Provides several calculation methods to add, subtract, multiply, and divide
integers.
Each calculation method is structured into a separate method. Some methods can
also accept any amount of arguments, while others only accept two arguments.
Some methods also support different methods of calculation or provide
optimizations to speed up performance.
Example 1:
calc = Calculator()
calc.add(4, 3) # 7
calc.subtract_many(4, 3, 5) # 4 - 3 - 5 = -4
"""
Classes¶
Every class should also have a docstring. Begin the docstring by briefly elaborating on the purpose of the class before explaining more below, in a similar fashion to the module docstring. Then, add any public attributes provided by the class that are useful to the caller.
# calculator/history.py
class CalculatorHistory:
"""
Stores the history of completed operations on the calculator.
Beyond storing the operations completed, the class also provides methods
for completing statistics on the operations completed. Individual entries
can be viewed or deleted from the history.
Attributes:
history_length (int): The number of entries in the current history.
oldest_entry (datetime.datetime): The time that the oldest entry in the
history was executed.
"""
def __init__(self):
...
Methods¶
Like modules and classes, methods should also have docstrings! Begin method docstrings with a brief explanation, followed by a longer, more detailed explanation if needed. Then, add the following three sections of the docstring:
Args:
- The arguments accepted by the function.
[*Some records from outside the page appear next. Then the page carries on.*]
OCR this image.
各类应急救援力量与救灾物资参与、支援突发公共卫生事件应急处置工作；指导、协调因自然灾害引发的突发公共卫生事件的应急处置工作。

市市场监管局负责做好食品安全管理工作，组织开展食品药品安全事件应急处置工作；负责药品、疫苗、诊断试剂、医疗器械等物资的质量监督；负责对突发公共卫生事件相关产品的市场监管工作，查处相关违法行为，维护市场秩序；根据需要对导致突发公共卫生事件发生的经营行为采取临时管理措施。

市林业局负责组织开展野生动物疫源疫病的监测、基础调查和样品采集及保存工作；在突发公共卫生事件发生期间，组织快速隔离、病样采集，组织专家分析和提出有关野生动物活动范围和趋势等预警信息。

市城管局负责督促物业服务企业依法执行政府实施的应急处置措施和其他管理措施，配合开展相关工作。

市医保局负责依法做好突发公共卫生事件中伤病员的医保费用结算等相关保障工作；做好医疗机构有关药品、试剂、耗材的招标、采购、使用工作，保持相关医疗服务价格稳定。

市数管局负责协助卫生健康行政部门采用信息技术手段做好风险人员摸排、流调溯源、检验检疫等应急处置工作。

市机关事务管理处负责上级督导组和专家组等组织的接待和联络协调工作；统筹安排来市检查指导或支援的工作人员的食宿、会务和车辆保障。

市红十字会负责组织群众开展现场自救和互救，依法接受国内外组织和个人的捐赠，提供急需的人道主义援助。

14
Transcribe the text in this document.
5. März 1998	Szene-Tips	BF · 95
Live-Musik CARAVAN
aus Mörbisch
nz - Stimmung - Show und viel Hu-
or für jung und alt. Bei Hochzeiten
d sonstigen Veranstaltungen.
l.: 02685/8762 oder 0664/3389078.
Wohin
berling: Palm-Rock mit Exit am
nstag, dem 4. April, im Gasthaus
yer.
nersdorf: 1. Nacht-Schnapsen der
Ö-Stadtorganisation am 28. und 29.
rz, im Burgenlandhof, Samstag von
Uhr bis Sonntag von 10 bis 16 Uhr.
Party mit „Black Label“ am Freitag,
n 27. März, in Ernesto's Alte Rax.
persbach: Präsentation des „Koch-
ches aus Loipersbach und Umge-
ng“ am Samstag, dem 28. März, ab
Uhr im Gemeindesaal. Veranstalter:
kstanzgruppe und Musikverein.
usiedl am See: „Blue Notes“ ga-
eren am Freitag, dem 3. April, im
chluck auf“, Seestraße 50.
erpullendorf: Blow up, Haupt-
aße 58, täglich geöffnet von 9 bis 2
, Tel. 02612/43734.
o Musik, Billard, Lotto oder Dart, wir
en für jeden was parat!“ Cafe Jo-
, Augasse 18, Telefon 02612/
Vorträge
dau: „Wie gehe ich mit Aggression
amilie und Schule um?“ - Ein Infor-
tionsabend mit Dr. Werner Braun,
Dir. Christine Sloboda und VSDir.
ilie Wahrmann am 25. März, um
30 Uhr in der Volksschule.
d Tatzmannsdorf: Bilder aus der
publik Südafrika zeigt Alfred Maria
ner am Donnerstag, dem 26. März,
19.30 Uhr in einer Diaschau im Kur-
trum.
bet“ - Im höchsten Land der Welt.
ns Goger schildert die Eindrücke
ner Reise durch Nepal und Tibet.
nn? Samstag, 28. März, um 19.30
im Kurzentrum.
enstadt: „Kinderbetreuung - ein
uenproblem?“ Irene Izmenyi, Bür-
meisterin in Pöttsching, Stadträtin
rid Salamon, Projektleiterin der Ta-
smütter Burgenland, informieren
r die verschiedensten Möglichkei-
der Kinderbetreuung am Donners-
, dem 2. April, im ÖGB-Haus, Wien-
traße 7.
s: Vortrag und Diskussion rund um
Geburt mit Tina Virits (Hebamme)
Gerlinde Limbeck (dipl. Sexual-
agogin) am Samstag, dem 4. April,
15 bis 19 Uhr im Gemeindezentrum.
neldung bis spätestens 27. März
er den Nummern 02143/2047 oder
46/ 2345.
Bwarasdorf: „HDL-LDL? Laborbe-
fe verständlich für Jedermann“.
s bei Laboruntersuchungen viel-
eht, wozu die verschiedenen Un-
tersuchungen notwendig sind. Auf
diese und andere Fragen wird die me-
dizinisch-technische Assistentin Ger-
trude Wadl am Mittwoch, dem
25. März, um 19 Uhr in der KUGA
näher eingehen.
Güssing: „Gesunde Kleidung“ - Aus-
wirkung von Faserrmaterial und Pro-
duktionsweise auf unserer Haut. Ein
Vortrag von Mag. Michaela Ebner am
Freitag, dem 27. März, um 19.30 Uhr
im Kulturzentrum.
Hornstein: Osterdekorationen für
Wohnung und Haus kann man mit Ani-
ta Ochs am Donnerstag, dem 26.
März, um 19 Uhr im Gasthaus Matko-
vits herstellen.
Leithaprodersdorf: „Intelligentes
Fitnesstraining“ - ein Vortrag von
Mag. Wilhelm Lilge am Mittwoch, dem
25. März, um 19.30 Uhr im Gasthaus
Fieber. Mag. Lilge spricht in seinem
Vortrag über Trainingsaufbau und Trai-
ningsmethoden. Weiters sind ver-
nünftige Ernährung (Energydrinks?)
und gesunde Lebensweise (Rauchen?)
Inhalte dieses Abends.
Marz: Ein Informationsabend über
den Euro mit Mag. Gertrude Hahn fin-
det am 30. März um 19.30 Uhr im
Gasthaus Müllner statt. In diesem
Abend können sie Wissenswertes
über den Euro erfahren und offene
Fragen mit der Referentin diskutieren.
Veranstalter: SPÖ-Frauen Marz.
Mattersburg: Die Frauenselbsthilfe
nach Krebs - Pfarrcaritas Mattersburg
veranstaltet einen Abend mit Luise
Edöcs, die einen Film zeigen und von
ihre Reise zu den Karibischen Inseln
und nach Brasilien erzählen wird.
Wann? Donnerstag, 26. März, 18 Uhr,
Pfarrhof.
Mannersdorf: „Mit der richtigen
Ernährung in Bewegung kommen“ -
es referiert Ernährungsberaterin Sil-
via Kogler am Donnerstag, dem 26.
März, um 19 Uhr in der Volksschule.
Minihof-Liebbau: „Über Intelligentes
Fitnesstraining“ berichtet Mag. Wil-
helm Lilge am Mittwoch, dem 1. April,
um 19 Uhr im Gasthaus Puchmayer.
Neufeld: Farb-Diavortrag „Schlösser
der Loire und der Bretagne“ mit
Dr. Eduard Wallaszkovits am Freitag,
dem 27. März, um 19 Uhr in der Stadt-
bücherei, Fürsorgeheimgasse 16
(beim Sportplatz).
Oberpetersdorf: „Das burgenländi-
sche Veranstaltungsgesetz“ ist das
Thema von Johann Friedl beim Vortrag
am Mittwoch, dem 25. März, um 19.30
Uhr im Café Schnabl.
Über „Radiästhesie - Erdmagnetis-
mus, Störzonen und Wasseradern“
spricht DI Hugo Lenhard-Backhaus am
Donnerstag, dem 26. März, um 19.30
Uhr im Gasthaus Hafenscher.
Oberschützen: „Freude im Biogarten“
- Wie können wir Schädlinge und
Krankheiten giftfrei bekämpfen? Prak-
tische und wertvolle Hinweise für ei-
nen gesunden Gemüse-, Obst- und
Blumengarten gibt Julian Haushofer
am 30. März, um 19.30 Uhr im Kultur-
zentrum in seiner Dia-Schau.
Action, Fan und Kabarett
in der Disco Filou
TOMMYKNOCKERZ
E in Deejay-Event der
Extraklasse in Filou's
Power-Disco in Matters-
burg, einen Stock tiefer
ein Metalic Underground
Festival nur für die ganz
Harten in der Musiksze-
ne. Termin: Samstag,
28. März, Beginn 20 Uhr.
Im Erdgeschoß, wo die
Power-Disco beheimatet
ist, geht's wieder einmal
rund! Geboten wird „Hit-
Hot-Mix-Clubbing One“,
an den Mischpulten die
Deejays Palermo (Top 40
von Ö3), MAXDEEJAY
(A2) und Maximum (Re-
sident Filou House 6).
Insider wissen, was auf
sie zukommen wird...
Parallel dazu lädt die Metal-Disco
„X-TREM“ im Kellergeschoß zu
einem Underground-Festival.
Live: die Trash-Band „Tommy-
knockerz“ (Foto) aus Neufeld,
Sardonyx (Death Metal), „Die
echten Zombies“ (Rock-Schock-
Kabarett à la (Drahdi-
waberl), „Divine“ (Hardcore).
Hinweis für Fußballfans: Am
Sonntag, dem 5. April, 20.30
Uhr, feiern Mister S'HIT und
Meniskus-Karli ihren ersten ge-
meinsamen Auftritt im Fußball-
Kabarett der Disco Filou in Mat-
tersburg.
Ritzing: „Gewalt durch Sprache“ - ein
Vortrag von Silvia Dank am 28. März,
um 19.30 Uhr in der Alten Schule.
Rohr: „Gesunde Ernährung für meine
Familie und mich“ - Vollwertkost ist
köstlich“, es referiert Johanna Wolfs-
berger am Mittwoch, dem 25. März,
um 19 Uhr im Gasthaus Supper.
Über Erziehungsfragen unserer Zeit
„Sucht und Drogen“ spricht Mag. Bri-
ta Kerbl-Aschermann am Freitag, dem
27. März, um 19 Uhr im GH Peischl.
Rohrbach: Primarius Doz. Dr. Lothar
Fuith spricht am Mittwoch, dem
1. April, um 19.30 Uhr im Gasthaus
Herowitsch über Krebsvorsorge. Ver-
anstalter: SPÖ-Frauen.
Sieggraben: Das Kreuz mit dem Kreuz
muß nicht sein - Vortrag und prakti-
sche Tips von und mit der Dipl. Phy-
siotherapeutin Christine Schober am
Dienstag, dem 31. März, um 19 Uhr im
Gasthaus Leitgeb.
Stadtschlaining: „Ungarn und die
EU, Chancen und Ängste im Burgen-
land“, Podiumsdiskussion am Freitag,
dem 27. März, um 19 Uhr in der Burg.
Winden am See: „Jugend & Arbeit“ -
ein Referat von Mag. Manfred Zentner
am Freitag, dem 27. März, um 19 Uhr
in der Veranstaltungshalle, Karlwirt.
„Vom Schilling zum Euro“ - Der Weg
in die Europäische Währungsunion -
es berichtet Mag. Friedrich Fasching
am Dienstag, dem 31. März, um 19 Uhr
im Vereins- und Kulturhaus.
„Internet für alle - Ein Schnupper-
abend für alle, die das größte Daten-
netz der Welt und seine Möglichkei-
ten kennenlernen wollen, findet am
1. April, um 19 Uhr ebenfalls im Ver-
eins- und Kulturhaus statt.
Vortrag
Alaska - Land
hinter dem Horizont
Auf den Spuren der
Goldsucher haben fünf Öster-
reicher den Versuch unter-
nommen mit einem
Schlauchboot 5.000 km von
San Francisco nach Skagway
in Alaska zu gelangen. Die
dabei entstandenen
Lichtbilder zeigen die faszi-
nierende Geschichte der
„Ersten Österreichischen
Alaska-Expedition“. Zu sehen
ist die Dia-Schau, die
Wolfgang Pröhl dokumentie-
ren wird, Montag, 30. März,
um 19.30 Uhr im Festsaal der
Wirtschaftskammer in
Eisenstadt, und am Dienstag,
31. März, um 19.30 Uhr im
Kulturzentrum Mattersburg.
List each argument name, its type annotation, and what it is in English. If multiple positional arguments (such as*args
) or multiple keyword arguments (such as**kwargs
) are accepted by the method, write these in the docstring as well.Returns:
- The type annotation of the method’s returned value, as well as an explanation of what is returned in English.Raises:
- Any exceptions that are raised by the method. List the type of exception raised and what condition will cause the exception to be raised (in English).
# calculator/history.py
class CalculatorHistory:
...
def retrieve_entries(self,
history_file: str,
*entries_indexes: int,
/,
return_only_since: Optional[datetime.datetime] = None
) -> List[HistoryEntry]:
"""
Retrieves a series of entries in the calculator history.
Used to obtain a set of individual entries. For a general range of
entries, use retrieve_range() instead.
Args:
history_file (str): The name of the history file to retrieve the
entries from.
*entries_indexes (int): A list of indexes to retrieve entries at.
return_only_since (Optional[datetime.datetime]): If specified,
then only return entries from a particular point. Keyword-only parameter.
Returns:
List[HistoryEntry]: A list of the history entries that match
the specified indices.
Raises:
IndexError: The desired index does not exist in the history
record.
"""
Linting & CI¶
We are currently in the process of setting up linting and CI for our Python systems.
Other Tools¶
Other tools that can make working with Python easier in our codebase include code completion and checking systems. You can install these in popular editors such as VSCode or Vim.